Nowadays researchers rely increasingly more on digital data to do their work than on physical data. RESILIENCE decided to get in touch with them and offer a template for a Data Management Plan (DMP) that could meet their needs. To know more, Michiel De Clerck from KU Leuven agreed to answer some questions and help us shed a light on this important step.

Michiel, What is a Data Management Roadmap?

A Data Management Roadmap describes the goals of the long-term strategy for data management practices in Religious Studies and the RESILIENCE infrastructure. Studying the current state-of-affairs of data management based on a survey and some in-depth interviews about the handling of data by scholars in Religious Studies, RESILIENCE wanted to propose some technical solutions as well as training and guidelines that could help researchers find, store and share data more effectively. The Data Management Roadmaps describes the goals for the long-term strategy for these data management practices.

Why is it important to have such a Roadmap?

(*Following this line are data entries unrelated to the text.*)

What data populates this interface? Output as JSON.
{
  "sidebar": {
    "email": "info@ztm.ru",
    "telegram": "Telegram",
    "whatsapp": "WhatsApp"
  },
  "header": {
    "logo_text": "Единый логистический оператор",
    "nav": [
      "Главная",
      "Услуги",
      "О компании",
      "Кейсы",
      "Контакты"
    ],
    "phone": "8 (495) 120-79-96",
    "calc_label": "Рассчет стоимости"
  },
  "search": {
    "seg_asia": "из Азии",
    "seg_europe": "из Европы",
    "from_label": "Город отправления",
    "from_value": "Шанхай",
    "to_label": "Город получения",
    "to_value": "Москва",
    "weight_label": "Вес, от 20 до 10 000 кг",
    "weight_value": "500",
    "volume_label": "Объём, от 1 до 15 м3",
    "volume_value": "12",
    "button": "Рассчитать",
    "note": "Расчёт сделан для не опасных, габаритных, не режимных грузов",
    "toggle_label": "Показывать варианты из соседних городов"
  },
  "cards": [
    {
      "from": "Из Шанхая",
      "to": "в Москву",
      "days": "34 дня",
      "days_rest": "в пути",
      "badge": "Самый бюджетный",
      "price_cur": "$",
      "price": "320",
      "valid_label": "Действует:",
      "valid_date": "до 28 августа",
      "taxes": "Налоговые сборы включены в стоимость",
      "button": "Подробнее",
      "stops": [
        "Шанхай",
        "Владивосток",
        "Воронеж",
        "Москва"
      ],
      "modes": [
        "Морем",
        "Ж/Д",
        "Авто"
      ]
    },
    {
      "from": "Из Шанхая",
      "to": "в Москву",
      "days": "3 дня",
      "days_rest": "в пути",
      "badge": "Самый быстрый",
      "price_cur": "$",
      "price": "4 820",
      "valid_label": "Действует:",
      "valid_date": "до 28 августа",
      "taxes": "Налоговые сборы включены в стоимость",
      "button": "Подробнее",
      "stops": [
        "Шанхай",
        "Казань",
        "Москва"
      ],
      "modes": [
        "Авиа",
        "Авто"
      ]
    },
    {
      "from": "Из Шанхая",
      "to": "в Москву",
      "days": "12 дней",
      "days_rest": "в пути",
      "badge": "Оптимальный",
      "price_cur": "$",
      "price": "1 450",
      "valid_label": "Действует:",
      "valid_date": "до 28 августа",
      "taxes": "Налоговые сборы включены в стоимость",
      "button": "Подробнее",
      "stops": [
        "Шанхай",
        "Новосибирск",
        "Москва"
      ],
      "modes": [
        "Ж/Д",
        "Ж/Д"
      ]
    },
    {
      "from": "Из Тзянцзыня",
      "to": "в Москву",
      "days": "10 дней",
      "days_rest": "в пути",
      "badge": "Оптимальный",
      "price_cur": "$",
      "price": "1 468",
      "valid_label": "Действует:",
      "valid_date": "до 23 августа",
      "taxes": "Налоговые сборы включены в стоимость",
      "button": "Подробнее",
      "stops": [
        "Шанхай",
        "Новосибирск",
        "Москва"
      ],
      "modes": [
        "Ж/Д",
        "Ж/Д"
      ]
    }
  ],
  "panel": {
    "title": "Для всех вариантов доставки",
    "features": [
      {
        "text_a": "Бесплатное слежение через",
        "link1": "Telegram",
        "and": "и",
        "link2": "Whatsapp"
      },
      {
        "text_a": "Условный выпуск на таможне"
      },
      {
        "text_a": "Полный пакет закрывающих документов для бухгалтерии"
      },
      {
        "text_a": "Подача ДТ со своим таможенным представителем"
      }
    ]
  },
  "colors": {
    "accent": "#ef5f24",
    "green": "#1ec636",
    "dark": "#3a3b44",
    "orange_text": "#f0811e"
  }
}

RESILIENCE, while not being the first to address the topic of Research Data Management – in general or even from a Humanities perspective – takes the general guidelines already provided by other initiatives and focuses them on the specific aspirations of the RESILIENCE stakeholders. Designing a FAIR-compliant data repository – FAIR referring to the principle of data being Findable, Accessible, Interoperable and Re-usable – for Religious Studies requires insight into what constitutes research data for scholars and how they currently discover, use and preserve it. The roadmap is thus a reference work and initial starting point for the steps RESILIENCE plans to take to improve RDM for its specific public.

Which trends do you notice in the use of physical and digital data?

Two major trends are now visible both in Religious Studies and in general.

The first trend is that researchers have to spend less time and effort on finding and accessing data and can find data previously difficult to discover. Most of the research conducted on digital data is not very different from research conducted on physical data. Digitization and improved online access help researcher in discovering things they would not have easily found or accessed otherwise: from rare manuscripts to recent research publications that are suddenly available online. The online search platforms that allow researchers to discover that data, such as ReIReSearch, are becoming more common. They offer an immediate tool that helps ease the discovery of data. Managing digital rather than physical data means that researchers have changed some of their data management habits because storing and easily retrieving digital data is different from working with physical data.

This is even more true for the second trend that involves new research practices. Digital Humanities techniques can be applied to digital data in ways in which physical data never could be. DH scholars can process large amounts of data in an automated way. Obviously, this requires easy access to digital data but also reliable online storage and the use of digital tools. Researchers can benefit from more training and support in the use of those tools and the data management challenges that they bring.

How can RESILIENCE respond to these trends? 

First of all, tailoring a data repository to the needs of the Religious Studies community can make digital data more accessible to openly share, discover and access. For example, researchers will not necessarily have to create new datasets by organising their own surveys. They will be able to access the research results of others and apply them in their research.

However, a Religious Studies data repository results in new challenges. Cultural heritage institutions such as libraries and archives play an important part in the licensing and privacy issues that the sharing of data comports. RESILIENCE can help bring researchers closer to these other essential stakeholders. Researchers also bear their own responsibilities in making their data FAIR and thereby shareable and re-usable during every step of the research data lifecycle. RESILIENCE proposes to offer training and guidelines that assist scholars in this process.

By designing a template for a Data Management Plan (DMP) for Religious Studies, RESILIENCE creates guidelines that specify how scholars should handle research data, both during and after a research project. The DMP template is one of the first concrete steps by RESILIENCE regarding research data management.